The maximum prompt length depends on your language model configuration:

  • Supplemental LLMs (e.g., GPT, Claude): There is no hard character limit imposed by Hume on the prompt sent to the supplemental LLM. The effective limit is determined by the LLM’s context window (e.g., 128k tokens for GPT-4o, 200k tokens for Claude Sonnet). We recommend keeping system prompts around 2,000–5,000 tokens (roughly 1,500–4,000 words) for optimal performance. EVI also uses prompt caching (e.g., see Anthropic docs) to minimize cost and latency for longer prompts.
  • Hume SLMs (hume-evi-3, hume-evi-3-websearch): System prompts are limited to 8,000 characters. Prompts exceeding this limit will be truncated to 7,000 characters at runtime.

Note that Hume’s SLM is also used for speech generation when a supplemental LLM is configured. The SLM applies the same 7,000 character limit to the prompt it uses for guiding voice expression and prosody. This means that for very long prompts, any instructions affecting how EVI speaks (tone, pacing, emotional style) should be placed near the beginning of your prompt to ensure the speech model sees them. Instructions affecting what EVI says (knowledge, behavior, response content) can be placed anywhere, as the supplemental LLM receives the full prompt.

The EVI Playground displays a warning when your prompt exceeds 7,000 characters. This reflects the speech model’s effective limit after truncation. If you are using a supplemental LLM, your full prompt is still sent to that model without truncation - the warning applies only to the speech model’s processing of your prompt.

When using a supplemental LLM, a single system prompt still shapes both text and speech generation. There is not a separate system prompt for EVI - the prompt you specify in app.hume.ai is the prompt that is used. All EVI-specific prompting instructions (like <voice_only_response_format>) are included in the prompt sent to the supplemental LLM to help it generate text appropriate for voice conversations. This unified approach ensures consistent behavior across text generation and speech synthesis.

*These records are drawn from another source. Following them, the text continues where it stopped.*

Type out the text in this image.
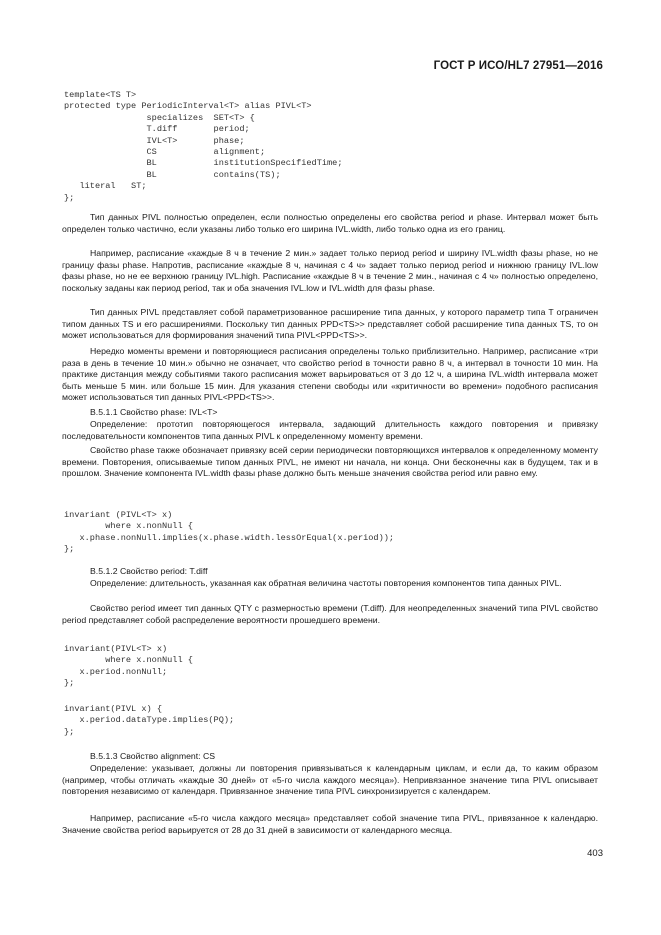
ГОСТ Р ИСО/HL7 27951—2016
template<TS T>
protected type PeriodicInterval<T> alias PIVL<T>
specializes  SET<T> {
T.diff       period;
IVL<T>       phase;
CS           alignment;
BL           institutionSpecifiedTime;
BL           contains(TS);
literal   ST;
};

Тип данных PIVL полностью определен, если полностью определены его свойства period и phase. Интервал может быть определен только частично, если указаны либо только его ширина IVL.width, либо только одна из его границ.

Например, расписание «каждые 8 ч в течение 2 мин.» задает только период period и ширину IVL.width фазы phase, но не границу фазы phase. Напротив, расписание «каждые 8 ч, начиная с 4 ч» задает только период period и нижнюю границу IVL.low фазы phase, но не ее верхнюю границу IVL.high. Расписание «каждые 8 ч в течение 2 мин., начиная с 4 ч» полностью определено, поскольку заданы как период period, так и оба значения IVL.low и IVL.width для фазы phase.

Тип данных PIVL представляет собой параметризованное расширение типа данных, у которого параметр типа T ограничен типом данных TS и его расширениями. Поскольку тип данных PPD<TS>> представляет собой расширение типа данных TS, то он может использоваться для формирования значений типа PIVL<PPD<TS>>.

Нередко моменты времени и повторяющиеся расписания определены только приблизительно. Например, расписание «три раза в день в течение 10 мин.» обычно не означает, что свойство period в точности равно 8 ч, а интервал в точности 10 мин. На практике дистанция между событиями такого расписания может варьироваться от 3 до 12 ч, а ширина IVL.width интервала может быть меньше 5 мин. или больше 15 мин. Для указания степени свободы или «критичности во времени» подобного расписания может использоваться тип данных PIVL<PPD<TS>>.

В.5.1.1 Свойство phase: IVL<T>

Определение: прототип повторяющегося интервала, задающий длительность каждого повторения и привязку последовательности компонентов типа данных PIVL к определенному моменту времени.

Свойство phase также обозначает привязку всей серии периодически повторяющихся интервалов к определенному моменту времени. Повторения, описываемые типом данных PIVL, не имеют ни начала, ни конца. Они бесконечны как в будущем, так и в прошлом. Значение компонента IVL.width фазы phase должно быть меньше значения свойства period или равно ему.

invariant (PIVL<T> x)
where x.nonNull {
x.phase.nonNull.implies(x.phase.width.lessOrEqual(x.period));
};

В.5.1.2 Свойство period: T.diff

Определение: длительность, указанная как обратная величина частоты повторения компонентов типа данных PIVL.

Свойство period имеет тип данных QTY с размерностью времени (T.diff). Для неопределенных значений типа PIVL свойство period представляет собой распределение вероятности прошедшего времени.

invariant(PIVL<T> x)
where x.nonNull {
x.period.nonNull;
};
invariant(PIVL x) {
x.period.dataType.implies(PQ);
};

В.5.1.3 Свойство alignment: CS

Определение: указывает, должны ли повторения привязываться к календарным циклам, и если да, то каким образом (например, чтобы отличать «каждые 30 дней» от «5-го числа каждого месяца»). Непривязанное значение типа PIVL описывает повторения независимо от календаря. Привязанное значение типа PIVL синхронизируется с календарем.

Например, расписание «5-го числа каждого месяца» представляет собой значение типа PIVL, привязанное к календарю. Значение свойства period варьируется от 28 до 31 дней в зависимости от календарного месяца.

403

Note that while the supplemental LLM receives your full prompt, the speech model has a separate character limit (see “What is the maximum length for system prompts?” above). For very long prompts, place voice-style instructions early to ensure the speech model processes them.

When sending API requests to supplemental LLM providers, Hume sends the context, settings, and system prompt you provided, with only three possible modifications. These three changes, described below, help optimize the interaction for an empathic voice conversation.

  1. Expression measures: For each transcribed user message, Hume appends stringified expression measurement results in a structured format as described in the Expressive prompt engineering section above:

    Sample normalized user prompt
    1User: User message content here {expression1 confidence1,
    2expression2 confidence2, expression3 confidence3}

    This provides the LLM with emotional context from the user’s voice to generate more empathetic responses. Our speech-language model handles these expressions natively, but these strings are necessary to allow supplemental LLMs to respond to the expressions.

  2. Prompt expansion: Hume appends additional instructions to your system prompt through prompt expansion. This ensures consistent, stable, and fluid speech generation across different LLM providers, and means that developers don’t have to manually add these instructions to benefit from them.

  3. System default prompt (only when using a supplemental LLM with an empty prompt): When no custom prompt is provided (the prompt field is an empty string), Hume sends our system default prompt to the supplemental LLM.

These modifications work in conjunction with your custom system prompt while ensuring that responses remain appropriate for voice-based interactions.